Ventisquero Clásico Sauvignon Blanc 2013 (white),
Chile (Bt. 470 @ various outlets)
This Sauvignon Blanc (SOH-vee-nyon
BLAHN) is a greenish-yellow colour and has a lovely fresh, grassy aroma
with hints of lemon and herbs. There’s even a suggestion of bananas and
pineapples. Sauvignon Blanc generally has a bit more “bite” than Chardonnay,
so if your palette is becoming jaded with the ever-present Chardonnay, give
this one a try. The fresh taste comes as a pleasant surprise, because some
Sauvignon Blancs are so astringent they can make you shudder. But not this
one. At just 12.5% alcohol, it has a light smooth body and good fruit. It’s
pretty dry of course, but the makers have gone easy on the acid, so that it
doesn’t dominate the taste. There’s a good long lemony aftertaste, which
makes me feel that the wine could partner some fish dishes or lightly
prepared chicken. It would work well with some Thai dishes too, provided
that they’re not too fiery. Drink it as cold as you dare.
Ventisquero Clásico Merlot 2012 (red), Chile (Bt. 470
@ various outlets)
Merlot (mehr-LOH) is a deep red, with hints of purple.
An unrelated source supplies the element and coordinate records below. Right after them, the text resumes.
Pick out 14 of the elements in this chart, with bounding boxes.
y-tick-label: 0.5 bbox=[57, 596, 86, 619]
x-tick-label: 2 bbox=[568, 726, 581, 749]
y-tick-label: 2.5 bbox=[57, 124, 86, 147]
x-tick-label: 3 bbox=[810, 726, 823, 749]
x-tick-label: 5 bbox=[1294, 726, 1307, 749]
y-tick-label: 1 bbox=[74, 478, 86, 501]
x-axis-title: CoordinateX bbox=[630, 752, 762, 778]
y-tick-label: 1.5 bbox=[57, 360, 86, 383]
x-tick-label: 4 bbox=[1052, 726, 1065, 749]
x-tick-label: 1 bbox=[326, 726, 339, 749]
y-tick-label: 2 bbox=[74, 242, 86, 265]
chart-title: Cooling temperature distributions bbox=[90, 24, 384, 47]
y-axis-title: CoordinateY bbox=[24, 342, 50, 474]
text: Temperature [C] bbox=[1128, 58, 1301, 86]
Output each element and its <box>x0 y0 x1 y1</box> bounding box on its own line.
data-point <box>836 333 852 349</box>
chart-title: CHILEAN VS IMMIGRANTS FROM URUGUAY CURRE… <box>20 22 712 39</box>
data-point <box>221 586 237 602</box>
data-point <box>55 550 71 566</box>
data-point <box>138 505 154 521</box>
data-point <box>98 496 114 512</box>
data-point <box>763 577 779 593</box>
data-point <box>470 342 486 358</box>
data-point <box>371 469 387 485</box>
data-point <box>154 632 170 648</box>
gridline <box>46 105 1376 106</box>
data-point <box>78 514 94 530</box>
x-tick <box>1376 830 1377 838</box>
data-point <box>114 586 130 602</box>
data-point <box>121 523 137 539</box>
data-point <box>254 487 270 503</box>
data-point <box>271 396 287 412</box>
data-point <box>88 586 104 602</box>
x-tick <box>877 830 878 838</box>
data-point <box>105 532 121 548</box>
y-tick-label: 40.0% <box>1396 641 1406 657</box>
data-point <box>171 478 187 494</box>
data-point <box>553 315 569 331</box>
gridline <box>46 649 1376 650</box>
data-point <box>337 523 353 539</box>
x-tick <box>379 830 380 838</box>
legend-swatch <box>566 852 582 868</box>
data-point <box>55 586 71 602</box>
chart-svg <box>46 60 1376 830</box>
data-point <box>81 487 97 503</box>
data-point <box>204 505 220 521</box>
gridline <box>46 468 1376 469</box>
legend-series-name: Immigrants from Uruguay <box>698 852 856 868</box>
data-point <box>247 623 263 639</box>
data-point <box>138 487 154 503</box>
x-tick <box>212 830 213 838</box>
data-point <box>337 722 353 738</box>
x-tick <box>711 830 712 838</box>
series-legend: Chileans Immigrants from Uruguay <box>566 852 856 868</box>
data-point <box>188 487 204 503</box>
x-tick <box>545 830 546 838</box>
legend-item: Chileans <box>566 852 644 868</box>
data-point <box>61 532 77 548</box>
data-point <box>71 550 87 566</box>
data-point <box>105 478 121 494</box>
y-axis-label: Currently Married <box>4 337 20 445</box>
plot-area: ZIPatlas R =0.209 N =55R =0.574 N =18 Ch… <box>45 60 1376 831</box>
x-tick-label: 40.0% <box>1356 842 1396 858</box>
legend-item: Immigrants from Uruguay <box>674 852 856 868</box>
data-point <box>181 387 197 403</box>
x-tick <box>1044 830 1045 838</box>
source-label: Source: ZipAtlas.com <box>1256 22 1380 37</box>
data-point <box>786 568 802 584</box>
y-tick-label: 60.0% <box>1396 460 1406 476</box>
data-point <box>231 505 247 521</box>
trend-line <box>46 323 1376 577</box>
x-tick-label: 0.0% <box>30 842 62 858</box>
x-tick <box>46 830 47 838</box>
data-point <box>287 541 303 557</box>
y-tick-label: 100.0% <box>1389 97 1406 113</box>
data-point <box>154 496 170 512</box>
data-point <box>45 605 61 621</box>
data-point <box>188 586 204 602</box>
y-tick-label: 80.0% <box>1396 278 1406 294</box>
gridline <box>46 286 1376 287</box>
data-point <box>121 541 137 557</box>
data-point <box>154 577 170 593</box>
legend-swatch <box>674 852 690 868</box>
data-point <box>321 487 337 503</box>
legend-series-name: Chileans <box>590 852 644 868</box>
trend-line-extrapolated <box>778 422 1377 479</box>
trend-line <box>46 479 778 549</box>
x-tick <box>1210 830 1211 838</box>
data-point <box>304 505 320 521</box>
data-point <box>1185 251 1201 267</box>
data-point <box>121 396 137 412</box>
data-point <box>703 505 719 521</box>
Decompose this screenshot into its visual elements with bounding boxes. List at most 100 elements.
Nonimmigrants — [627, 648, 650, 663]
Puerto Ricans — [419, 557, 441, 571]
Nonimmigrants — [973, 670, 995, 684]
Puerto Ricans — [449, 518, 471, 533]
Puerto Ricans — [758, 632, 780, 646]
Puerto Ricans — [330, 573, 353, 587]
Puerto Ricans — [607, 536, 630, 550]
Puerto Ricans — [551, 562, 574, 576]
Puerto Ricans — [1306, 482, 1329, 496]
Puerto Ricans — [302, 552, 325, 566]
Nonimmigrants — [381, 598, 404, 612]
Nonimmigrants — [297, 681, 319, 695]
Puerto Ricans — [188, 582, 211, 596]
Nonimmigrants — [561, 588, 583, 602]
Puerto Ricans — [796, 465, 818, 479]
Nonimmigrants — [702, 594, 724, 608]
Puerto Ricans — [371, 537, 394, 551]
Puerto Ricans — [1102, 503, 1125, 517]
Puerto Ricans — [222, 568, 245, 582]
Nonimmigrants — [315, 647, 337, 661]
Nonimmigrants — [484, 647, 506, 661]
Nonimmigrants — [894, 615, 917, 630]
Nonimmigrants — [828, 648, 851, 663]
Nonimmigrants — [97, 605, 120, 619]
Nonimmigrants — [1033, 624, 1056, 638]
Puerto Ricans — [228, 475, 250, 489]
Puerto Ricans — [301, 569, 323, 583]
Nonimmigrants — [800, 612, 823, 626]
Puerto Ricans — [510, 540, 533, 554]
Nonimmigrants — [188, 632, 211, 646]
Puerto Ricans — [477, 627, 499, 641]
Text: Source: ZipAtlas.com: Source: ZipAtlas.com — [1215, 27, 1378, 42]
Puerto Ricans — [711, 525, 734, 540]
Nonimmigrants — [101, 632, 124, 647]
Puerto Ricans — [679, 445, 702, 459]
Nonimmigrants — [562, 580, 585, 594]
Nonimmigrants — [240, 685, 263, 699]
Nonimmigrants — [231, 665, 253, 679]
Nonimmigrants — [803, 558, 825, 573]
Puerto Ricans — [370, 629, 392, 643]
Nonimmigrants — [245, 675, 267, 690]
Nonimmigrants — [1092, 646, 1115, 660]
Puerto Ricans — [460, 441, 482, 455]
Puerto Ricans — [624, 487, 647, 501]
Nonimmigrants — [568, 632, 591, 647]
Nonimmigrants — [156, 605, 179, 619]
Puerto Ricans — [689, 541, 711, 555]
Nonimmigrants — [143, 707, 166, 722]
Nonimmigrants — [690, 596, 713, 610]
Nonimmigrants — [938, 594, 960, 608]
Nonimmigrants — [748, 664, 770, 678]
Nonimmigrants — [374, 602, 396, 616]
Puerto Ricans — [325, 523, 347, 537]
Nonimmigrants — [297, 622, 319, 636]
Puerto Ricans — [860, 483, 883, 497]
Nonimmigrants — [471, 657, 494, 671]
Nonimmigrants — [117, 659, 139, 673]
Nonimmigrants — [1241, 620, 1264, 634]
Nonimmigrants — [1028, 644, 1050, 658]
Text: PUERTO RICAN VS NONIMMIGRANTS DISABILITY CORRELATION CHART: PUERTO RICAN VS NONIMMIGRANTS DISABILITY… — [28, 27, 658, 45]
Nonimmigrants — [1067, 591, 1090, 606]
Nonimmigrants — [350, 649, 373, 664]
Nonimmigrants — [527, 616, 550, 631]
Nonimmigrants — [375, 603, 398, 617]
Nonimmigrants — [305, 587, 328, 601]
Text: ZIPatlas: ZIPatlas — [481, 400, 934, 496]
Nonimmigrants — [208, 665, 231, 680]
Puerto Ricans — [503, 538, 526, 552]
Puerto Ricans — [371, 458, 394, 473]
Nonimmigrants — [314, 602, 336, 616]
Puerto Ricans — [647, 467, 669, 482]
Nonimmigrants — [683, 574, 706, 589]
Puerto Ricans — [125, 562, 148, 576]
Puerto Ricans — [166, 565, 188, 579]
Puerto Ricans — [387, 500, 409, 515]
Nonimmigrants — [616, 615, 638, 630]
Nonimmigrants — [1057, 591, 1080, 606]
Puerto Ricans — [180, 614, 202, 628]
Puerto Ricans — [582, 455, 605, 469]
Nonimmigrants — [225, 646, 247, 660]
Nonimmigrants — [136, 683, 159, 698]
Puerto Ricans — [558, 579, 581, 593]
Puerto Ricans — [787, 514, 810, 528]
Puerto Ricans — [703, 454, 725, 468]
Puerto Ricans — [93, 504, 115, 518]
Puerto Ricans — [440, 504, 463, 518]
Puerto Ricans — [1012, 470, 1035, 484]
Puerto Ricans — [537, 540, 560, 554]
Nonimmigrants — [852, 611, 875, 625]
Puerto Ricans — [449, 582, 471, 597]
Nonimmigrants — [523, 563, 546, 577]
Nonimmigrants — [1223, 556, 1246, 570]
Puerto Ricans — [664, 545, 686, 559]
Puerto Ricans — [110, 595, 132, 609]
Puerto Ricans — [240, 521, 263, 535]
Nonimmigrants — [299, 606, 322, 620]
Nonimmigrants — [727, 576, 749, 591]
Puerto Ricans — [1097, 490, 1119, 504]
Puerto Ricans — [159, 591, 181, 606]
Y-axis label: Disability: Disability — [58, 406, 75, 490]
When you first
sniff the wine, you might pick up the faint and pleasing hint of yeast. The
aroma has rich, ripe berries with overtones of pepper and herbs. Although
the wine is dry, there’s a very fruity taste with the slightest hint of
tannin and a long satisfying dry finish too. This wine would be excellent
with red meat or assertive pasta dishes, but this is quite a full-bodied job
and would almost certainly overpower light meals or chicken, both of which
need a lighter - or whiter - wine.
Oh, and before I
forget, another interesting nugget. Dark green wine bottles were invented by
Sir Kenelm Digby, a seventeenth century English polymath and diplomat, who
also managed his family’s coal-fired gasworks. I bet you didn’t know that.